Modifying the significance formula for optimizing

Saumyenk · March 31, 2022, 6:29pm

Hi experts,
I am running Classification (BDT) with one BSM signal and multiple backgrounds. I wanted to know if it’s possible to use any other significance formula to optimize the method. I saw this post to use Asimov significance. But I wanted to use the formula S/sqrt(B) and preferably with systematic uncertainty. Is it anyhow possible to do that? I saw the file
mvaeffs.cxx in root_source/tmva/tmvagui/src/ . Is it possible to change something in this file re-build root to achieve that?

Also I noticed (while running the macro) in the terminal output a bit peculiar behaviour. For the default plots (S=1000=B) the table is

But when I am changing the event numbers to the actual values it shows background efficiency as 0 an hence the background event numbers.

Is this behaviour consistent? Because, I was expecting that the efficiencies would be same just the event numbers would be rescaled and thus different significance would be evaluated.
Any help with this will be appreciated.

Thanking you,

With regards,
Saumyen

couet · April 1, 2022, 6:31am

I think @moneta can help you.

Saumyenk · April 3, 2022, 4:45pm

Hello @moneta,
Could you please help me out with this issue?

Regards,
Saumyen

moneta · April 4, 2022, 8:04am

Hi,

It is normal the results are different changing the number of events, because what it shows is the efficiency at the optimal cut value (i.e. maximising the significance).
For changing the formula for the significance from the default S/Sqrt(S+B), you can pass a different formula as a string in the mvaeff function (see line 531 of mvaeffs.cxx ).

Lorenzo

Saumyenk · April 12, 2022, 3:13pm

Thanks a lot, @moneta for the reply. And sorry for my late response.
The first issue with the significance metric is okay, I could use different formulas; although it doesn’t get included in the GUI (for that, I suppose one has to modify the file root_source/tmva/tmva/src/SdivSqrtSplusB.cxx and not advised).

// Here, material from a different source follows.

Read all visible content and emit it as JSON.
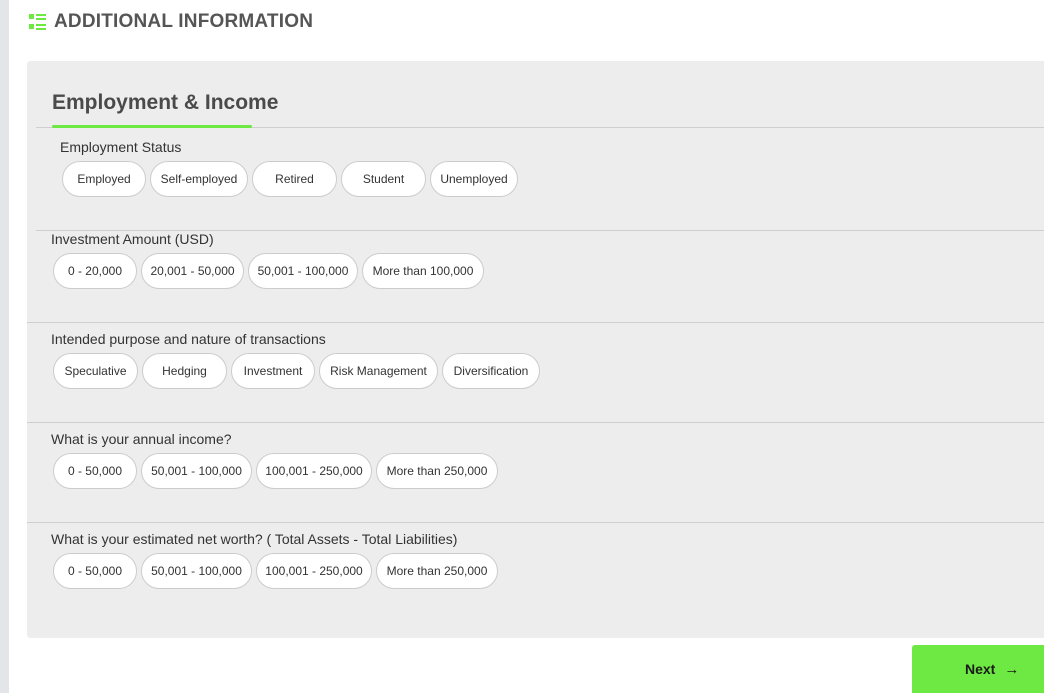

But I was trying to understand your comment on the 2nd issue:

I suppose you were mentioning the following plot,
mva_BDT_385
This plot is generated for the default number of events (1000) for S and B. And the optimized cut is around 0.05. But with the modified (actual) number of events with large background and tiny signal, the optimized point to cut moves towards the right where eventually backgrounds vanish to optimize the significance. Am I understanding it correctly? If this is the case what do you suggest to fix this? Would larger statistics of background be better; I tried playing with the parameters of the method but didn’t work?
Also, is there a way to get the modified MVA output plot for the modified number of events?

Thanks a lot and regards,
Saumyen

moneta · April 12, 2022, 3:26pm

Yes this is correct!
To get a more precise value for the optimal point it would be good to have more statistics for the background, but you should use the actual number of events that you expect in your real data sample in order to find the optimal point.
I think the output plot has as number of events the one used for the training. Maybe you can try setting an overall weight for the input signal and background trees reflecting the actual numbers you will have in your data and that you will use to optimise your analysis.

Best

Lorenzo

Saumyenk · April 12, 2022, 5:24pm

Thanks a lot, @moneta.
Yes, I am waiting for the larger dataset, and then I would update you. And yes I am using the real data sample I expect and then only the background events after cut becoming zero. With the default numbers, it’s still okay.

Yes, I am giving the events weights (CS*Lumi/gen_evt), this is correct, right or should I give instead of ‘gen_evt’, number of events in the trees? But here’s the question I was waiting to ask; how is this weight participating in the analysis. Because in the mva output plots as well as the significance plots, it seems that it’s not considering the weight factors (although it does of course).

Regards,
Saumyen